Il y a un peu plus d’un an, les chargeurs faisaient le nécessaire pour garantir leur capacité de transport et pour faire face aux pics de la demande. C’était la fin d’un court cycle où il n’y avait pas assez de ‘roues’ sur le marché, comme on dit. La pénurie de chauffeurs était là pour amplifier ce manque de ‘roues’, et par effet mécanique, les prix de transport pouvaient (enfin) suivre l’évolution du prix de revient. Les plus professionnels des chargeurs étaient même prêts à faire des efforts pour aider ‘leurs’ transporteurs à, par exemple, mieux accueillir les chauffeurs dans leurs usines pour éviter qu’ils ne quittent le métier.

Fin 2023, la situation économique a radicalement changé.

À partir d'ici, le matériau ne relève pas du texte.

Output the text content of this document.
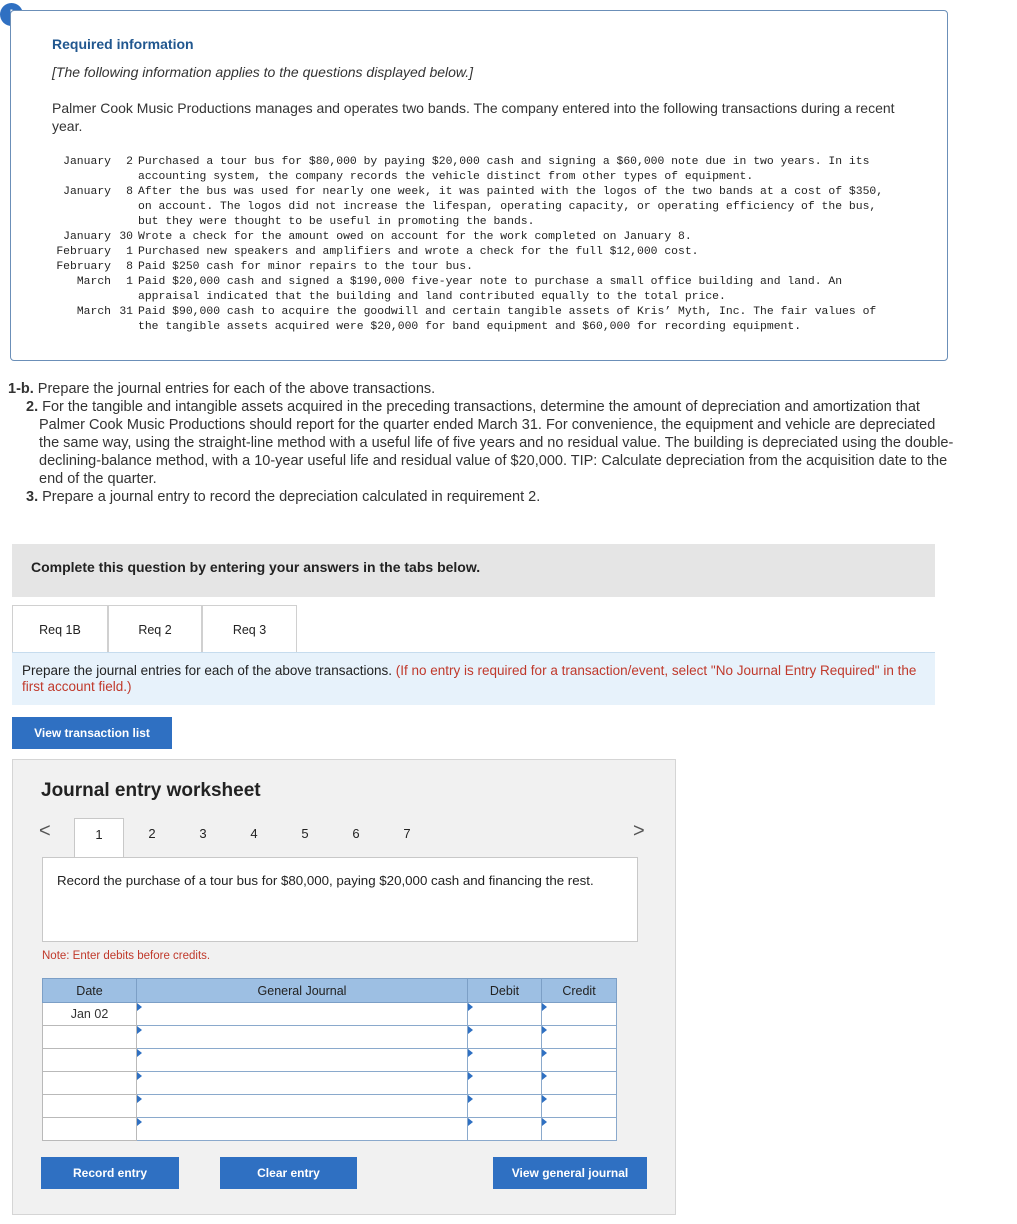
Required information
[The following information applies to the questions displayed below.]
Palmer Cook Music Productions manages and operates two bands. The company entered into the following transactions during a recent year.
January	2	Purchased a tour bus for $80,000 by paying $20,000 cash and signing a $60,000 note due in two years. In its accounting system, the company records the vehicle distinct from other types of equipment.
January	8	After the bus was used for nearly one week, it was painted with the logos of the two bands at a cost of $350, on account. The logos did not increase the lifespan, operating capacity, or operating efficiency of the bus, but they were thought to be useful in promoting the bands.
January	30	Wrote a check for the amount owed on account for the work completed on January 8.
February	1	Purchased new speakers and amplifiers and wrote a check for the full $12,000 cost.
February	8	Paid $250 cash for minor repairs to the tour bus.
March	1	Paid $20,000 cash and signed a $190,000 five-year note to purchase a small office building and land. An appraisal indicated that the building and land contributed equally to the total price.
March	31	Paid $90,000 cash to acquire the goodwill and certain tangible assets of Kris’ Myth, Inc. The fair values of the tangible assets acquired were $20,000 for band equipment and $60,000 for recording equipment.

1-b. Prepare the journal entries for each of the above transactions.

2. For the tangible and intangible assets acquired in the preceding transactions, determine the amount of depreciation and amortization that Palmer Cook Music Productions should report for the quarter ended March 31. For convenience, the equipment and vehicle are depreciated the same way, using the straight-line method with a useful life of five years and no residual value. The building is depreciated using the double-declining-balance method, with a 10-year useful life and residual value of $20,000. TIP: Calculate depreciation from the acquisition date to the end of the quarter.

3. Prepare a journal entry to record the depreciation calculated in requirement 2.

Complete this question by entering your answers in the tabs below.
Req 1B	Req 2	Req 3
Prepare the journal entries for each of the above transactions. (If no entry is required for a transaction/event, select "No Journal Entry Required" in the first account field.)
View transaction list
Journal entry worksheet
<	1	2	3	4	5	6	7	>
Record the purchase of a tour bus for $80,000, paying $20,000 cash and financing the rest.
Note: Enter debits before credits.
Date	General Journal	Debit	Credit
Jan 02			

Record entry	Clear entry	View general journal
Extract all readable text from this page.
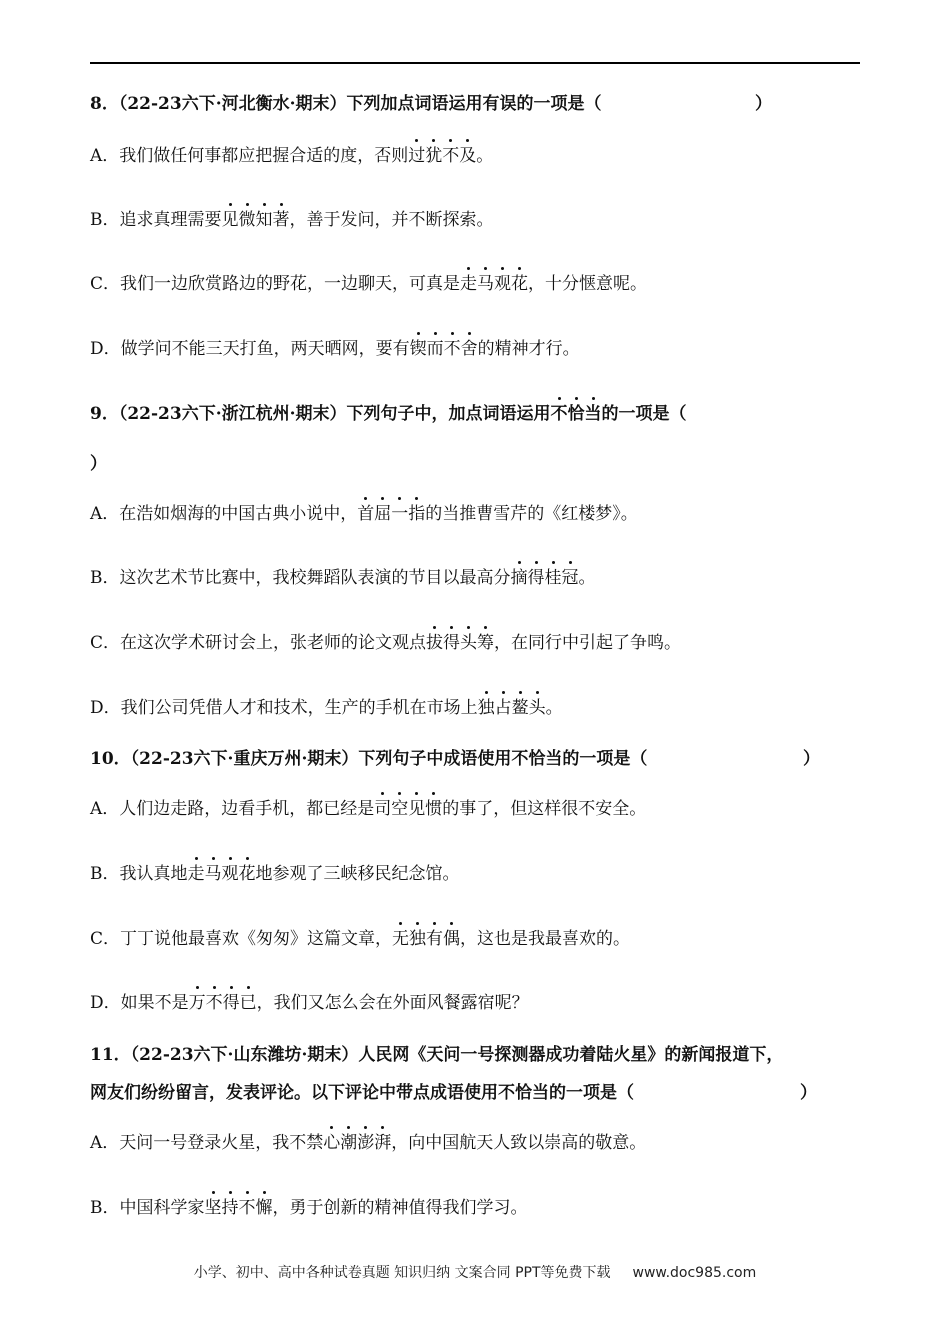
8．（22-23六下·河北衡水·期末）下列加点词语运用有误的一项是（	）
A．我们做任何事都应把握合适的度，否则过犹不及。
B．追求真理需要见微知著，善于发问，并不断探索。
C．我们一边欣赏路边的野花，一边聊天，可真是走马观花，十分惬意呢。
D．做学问不能三天打鱼，两天晒网，要有锲而不舍的精神才行。
9．（22-23六下·浙江杭州·期末）下列句子中，加点词语运用不恰当的一项是（
）
A．在浩如烟海的中国古典小说中，首屈一指的当推曹雪芹的《红楼梦》。
B．这次艺术节比赛中，我校舞蹈队表演的节目以最高分摘得桂冠。
C．在这次学术研讨会上，张老师的论文观点拔得头筹，在同行中引起了争鸣。
D．我们公司凭借人才和技术，生产的手机在市场上独占鳌头。
10．（22-23六下·重庆万州·期末）下列句子中成语使用不恰当的一项是（	）
A．人们边走路，边看手机，都已经是司空见惯的事了，但这样很不安全。
B．我认真地走马观花地参观了三峡移民纪念馆。
C．丁丁说他最喜欢《匆匆》这篇文章，无独有偶，这也是我最喜欢的。
D．如果不是万不得已，我们又怎么会在外面风餐露宿呢？
11．（22-23六下·山东潍坊·期末）人民网《天问一号探测器成功着陆火星》的新闻报道下，
网友们纷纷留言，发表评论。以下评论中带点成语使用不恰当的一项是（	）
A．天问一号登录火星，我不禁心潮澎湃，向中国航天人致以崇高的敬意。
B．中国科学家坚持不懈，勇于创新的精神值得我们学习。
小学、初中、高中各种试卷真题 知识归纳 文案合同 PPT等免费下载 www.doc985.com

Comme le montre notre Truck & Business Barometer, presque tous les transporteurs ressentent les effets de la baisse de la demande, ce qui accentue la concurrence dans les secteurs où la demande ne baisse pas. C’est un grand classique des périodes de crise, et on ne peut pas en vouloir aux chargeurs de vouloir en tirer avantage. Ce qui est frappant, c’est de voir ces mêmes chargeurs (peut-être les moins professionnels d’entre eux ?) revenir sur leurs bonnes intentions d’hier, privilégier les tenders agressifs, les relations à court terme et les transporteurs à bas prix, voire fouler aux pieds les principes les plus élémentaires d’une saine relation client-fournisseur.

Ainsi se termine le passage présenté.